Still Loveable - MINI John Cooper Works GP
Published on Tue, Nov 26, 2019
By: Brian Kennedy
MINI had two quite different cars featured on their display at this year’s LA Auto Show alongside their full line of previously introduced cars. The John Cooper Works GP car celebrated the brand’s racing heritage, with video displaying the Le Mans entries of the 1960s and the words, “The faith of a few can change the minds of many.”
You might change yours about electric cars when you see the new MINI E, which comes out in March. Looking in all respects like a gasoline MINI, the car is fully electric, gets a decent but yet undetermined range, and drives like, well, just like a MINI, according to company spokespeople.
MINI sells about 37,000 cars a year in the US, and they hope that 1,500 of those will be electrics in the 2020 model year. The car is below $30K to start, much cheaper when state and federal rebates are factored in. For that, customers get a well-equipped model. The cars are configured in three marketing trim levels, but they all have full navigation, Apple Car Play and the Android equivalent, safety features, and so on. You can go up from one level to another simply by adding a package—there’s no tricky “Oh, I lose this if I go to that trim level” stuff with this car.

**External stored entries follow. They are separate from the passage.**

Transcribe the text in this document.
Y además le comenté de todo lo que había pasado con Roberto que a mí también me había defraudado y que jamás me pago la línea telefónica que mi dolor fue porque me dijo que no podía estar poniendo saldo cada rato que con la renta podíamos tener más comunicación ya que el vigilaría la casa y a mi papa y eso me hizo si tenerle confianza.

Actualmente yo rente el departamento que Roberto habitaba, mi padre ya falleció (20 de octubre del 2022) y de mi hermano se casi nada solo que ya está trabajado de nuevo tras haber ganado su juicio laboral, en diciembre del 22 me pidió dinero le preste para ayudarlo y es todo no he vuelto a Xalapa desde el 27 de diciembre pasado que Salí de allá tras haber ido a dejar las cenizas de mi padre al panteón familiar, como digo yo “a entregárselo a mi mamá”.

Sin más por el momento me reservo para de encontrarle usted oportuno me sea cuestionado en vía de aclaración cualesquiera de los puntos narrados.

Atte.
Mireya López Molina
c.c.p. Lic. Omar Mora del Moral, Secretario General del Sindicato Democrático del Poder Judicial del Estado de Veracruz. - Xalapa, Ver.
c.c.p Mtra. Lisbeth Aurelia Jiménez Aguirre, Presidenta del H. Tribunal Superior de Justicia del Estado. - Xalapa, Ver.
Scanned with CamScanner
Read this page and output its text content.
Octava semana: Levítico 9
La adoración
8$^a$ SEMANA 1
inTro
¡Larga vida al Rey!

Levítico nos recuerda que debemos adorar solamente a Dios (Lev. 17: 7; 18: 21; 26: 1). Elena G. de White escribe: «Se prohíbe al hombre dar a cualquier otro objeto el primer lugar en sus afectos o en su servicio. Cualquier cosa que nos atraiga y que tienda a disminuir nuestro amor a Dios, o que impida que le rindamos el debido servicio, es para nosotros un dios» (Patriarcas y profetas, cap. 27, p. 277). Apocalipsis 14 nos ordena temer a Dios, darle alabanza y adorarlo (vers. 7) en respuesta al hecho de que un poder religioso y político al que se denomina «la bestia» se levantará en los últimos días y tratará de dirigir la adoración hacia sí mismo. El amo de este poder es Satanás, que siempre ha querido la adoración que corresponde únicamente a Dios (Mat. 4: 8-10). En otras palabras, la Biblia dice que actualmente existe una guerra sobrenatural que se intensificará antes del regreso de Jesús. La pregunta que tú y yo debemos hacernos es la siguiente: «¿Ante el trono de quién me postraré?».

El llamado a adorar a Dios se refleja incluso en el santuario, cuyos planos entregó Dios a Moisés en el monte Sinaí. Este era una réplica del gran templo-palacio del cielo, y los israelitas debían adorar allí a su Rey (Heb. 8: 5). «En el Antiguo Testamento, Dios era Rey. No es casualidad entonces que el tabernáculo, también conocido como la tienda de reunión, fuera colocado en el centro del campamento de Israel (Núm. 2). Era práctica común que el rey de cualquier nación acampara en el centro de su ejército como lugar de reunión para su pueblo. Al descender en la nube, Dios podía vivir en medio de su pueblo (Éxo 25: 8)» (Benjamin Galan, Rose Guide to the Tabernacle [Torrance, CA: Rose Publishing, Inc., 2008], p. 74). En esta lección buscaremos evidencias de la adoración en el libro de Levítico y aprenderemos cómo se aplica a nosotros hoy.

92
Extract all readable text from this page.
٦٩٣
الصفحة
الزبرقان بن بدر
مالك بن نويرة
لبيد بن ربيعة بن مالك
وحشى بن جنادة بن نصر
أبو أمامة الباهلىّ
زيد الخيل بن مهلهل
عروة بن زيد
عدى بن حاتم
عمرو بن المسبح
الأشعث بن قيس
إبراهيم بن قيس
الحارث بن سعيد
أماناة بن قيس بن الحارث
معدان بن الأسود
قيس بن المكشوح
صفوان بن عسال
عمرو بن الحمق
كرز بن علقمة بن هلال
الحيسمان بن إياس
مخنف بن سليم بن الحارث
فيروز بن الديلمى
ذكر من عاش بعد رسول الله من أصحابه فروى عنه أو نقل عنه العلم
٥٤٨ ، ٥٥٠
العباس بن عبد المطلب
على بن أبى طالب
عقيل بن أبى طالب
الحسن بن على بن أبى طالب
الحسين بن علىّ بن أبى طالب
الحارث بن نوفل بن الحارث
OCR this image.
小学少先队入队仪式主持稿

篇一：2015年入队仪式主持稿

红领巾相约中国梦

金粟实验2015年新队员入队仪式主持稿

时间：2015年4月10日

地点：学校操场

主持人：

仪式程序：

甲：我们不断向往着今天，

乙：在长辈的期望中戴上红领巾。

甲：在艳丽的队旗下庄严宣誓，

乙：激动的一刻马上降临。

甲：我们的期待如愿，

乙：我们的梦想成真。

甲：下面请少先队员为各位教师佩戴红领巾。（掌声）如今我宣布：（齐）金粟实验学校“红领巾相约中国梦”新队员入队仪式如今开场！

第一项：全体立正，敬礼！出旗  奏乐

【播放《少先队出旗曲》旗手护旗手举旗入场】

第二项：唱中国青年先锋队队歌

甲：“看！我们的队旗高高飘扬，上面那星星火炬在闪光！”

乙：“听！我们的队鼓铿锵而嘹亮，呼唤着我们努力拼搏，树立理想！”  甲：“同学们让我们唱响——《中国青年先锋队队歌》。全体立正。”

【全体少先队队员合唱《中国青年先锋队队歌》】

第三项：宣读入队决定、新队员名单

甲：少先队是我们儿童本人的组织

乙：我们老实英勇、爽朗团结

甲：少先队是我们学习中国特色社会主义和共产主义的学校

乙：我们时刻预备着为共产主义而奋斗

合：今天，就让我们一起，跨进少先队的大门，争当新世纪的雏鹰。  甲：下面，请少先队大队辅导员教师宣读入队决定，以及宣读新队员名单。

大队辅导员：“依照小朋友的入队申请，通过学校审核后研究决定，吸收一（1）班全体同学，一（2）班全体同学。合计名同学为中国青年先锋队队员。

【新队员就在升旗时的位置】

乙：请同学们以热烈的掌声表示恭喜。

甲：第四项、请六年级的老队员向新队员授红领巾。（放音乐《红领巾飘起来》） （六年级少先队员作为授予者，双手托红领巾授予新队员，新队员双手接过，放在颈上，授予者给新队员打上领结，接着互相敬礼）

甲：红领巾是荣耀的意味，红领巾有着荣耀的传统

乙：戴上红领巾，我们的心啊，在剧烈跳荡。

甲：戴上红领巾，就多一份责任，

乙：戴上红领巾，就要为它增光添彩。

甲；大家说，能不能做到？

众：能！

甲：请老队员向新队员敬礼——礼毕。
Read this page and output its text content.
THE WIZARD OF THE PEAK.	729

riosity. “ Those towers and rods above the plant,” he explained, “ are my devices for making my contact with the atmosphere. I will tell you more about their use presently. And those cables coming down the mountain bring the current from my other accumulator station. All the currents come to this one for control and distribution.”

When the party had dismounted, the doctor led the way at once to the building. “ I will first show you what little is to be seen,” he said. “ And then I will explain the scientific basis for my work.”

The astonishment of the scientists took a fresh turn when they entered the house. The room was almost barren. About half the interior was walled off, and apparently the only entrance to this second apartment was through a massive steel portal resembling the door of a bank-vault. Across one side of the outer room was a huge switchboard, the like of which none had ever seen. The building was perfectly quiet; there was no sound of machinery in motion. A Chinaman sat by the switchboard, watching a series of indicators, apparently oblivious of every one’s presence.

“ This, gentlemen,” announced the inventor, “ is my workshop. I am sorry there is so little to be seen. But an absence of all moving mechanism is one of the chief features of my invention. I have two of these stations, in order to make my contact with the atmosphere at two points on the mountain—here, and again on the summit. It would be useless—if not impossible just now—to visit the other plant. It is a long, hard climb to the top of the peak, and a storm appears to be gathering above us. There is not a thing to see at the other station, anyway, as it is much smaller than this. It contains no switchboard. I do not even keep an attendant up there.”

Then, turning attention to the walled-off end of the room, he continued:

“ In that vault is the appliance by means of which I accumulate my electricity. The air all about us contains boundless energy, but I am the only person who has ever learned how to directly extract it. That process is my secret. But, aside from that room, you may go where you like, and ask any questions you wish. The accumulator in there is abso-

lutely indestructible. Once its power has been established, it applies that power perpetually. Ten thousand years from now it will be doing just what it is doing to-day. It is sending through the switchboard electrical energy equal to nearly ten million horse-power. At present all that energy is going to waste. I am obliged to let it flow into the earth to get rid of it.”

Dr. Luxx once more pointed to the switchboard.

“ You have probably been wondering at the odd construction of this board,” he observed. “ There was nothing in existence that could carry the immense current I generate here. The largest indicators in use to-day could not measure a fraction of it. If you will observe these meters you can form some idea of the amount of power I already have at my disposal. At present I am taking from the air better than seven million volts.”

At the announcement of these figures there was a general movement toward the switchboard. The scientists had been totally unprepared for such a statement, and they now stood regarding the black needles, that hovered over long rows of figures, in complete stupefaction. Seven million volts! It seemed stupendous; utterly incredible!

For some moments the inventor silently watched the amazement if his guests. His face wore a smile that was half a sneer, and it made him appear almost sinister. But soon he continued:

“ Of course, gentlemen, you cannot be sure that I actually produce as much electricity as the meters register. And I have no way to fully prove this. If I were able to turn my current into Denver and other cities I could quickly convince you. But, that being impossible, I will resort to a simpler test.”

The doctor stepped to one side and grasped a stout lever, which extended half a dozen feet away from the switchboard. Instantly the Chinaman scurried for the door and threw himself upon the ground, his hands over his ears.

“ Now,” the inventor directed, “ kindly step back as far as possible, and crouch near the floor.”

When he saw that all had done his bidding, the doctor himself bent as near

Battery range, the ever-present question, isn’t officially determined yet, as was said. The EPA certification process must happen first, but the indication is that it will be about 110 miles. (Interesting side note—the Porsche Taycan is also waiting EPA approval and similarly can’t release the numbers.) That’s far less than a Tesla Model 3 and less even than the 150-range Nissan Leaf (an extended version has even more miles in a charge). But neither of those cars is a MINI, and thus they don’t have the driving dynamics the little Bimmer does.
The way this one drives comes as a result of battery design and placement, according to MINI sources I spoke with. The battery is T-shaped, hugging the center tunnel and occupying the space where the gas tank would be. The car uses the existing body structure and engine mounting points, as well, and so it was easy to design, relatively speaking, and will be easy to build. The MINI E can travel down the same Abingdon assembly line as the gas models. According to the MINI expert, the car was benchmarked against the Cooper S for driving dynamics and will satisfy the mainstream customer just as well as the E-car enthusiast.
The car retains its low center of gravity (in fact lowers it over the gas cars because of where and how the battery sits) despite being slightly raised to accommodate its technology (you won’t see this looking at it), and it has the familiar performance and fun-to-drive focus as all other MINI models. In other words, It’s a go-cart, a roller skate, or whatever metaphor you want.
Speaking of changed minds, you might also change your mind about getting a JCW GP when you see how ugly it is, with an ungainly rear spoiler mounted roof-high and the oddest fender flares ever which stick out from the body but leave a lip for dirt and debris to catch in. They’re hoping to sell 3,000 of these, at mid-40s pricing. I’d doubt that number, but let’s not be negative—the MINI is still an iconic brand, with the fun quotient and what the company calls “Customer-centricity” the core of their brand.
I’ve owned a 2006 MINI since 2012 and never regretted it a day. And that electric is awfully tempting at less than $20,000 net. Better get one before the federal tax credits go down, as they are, reportedly, doing.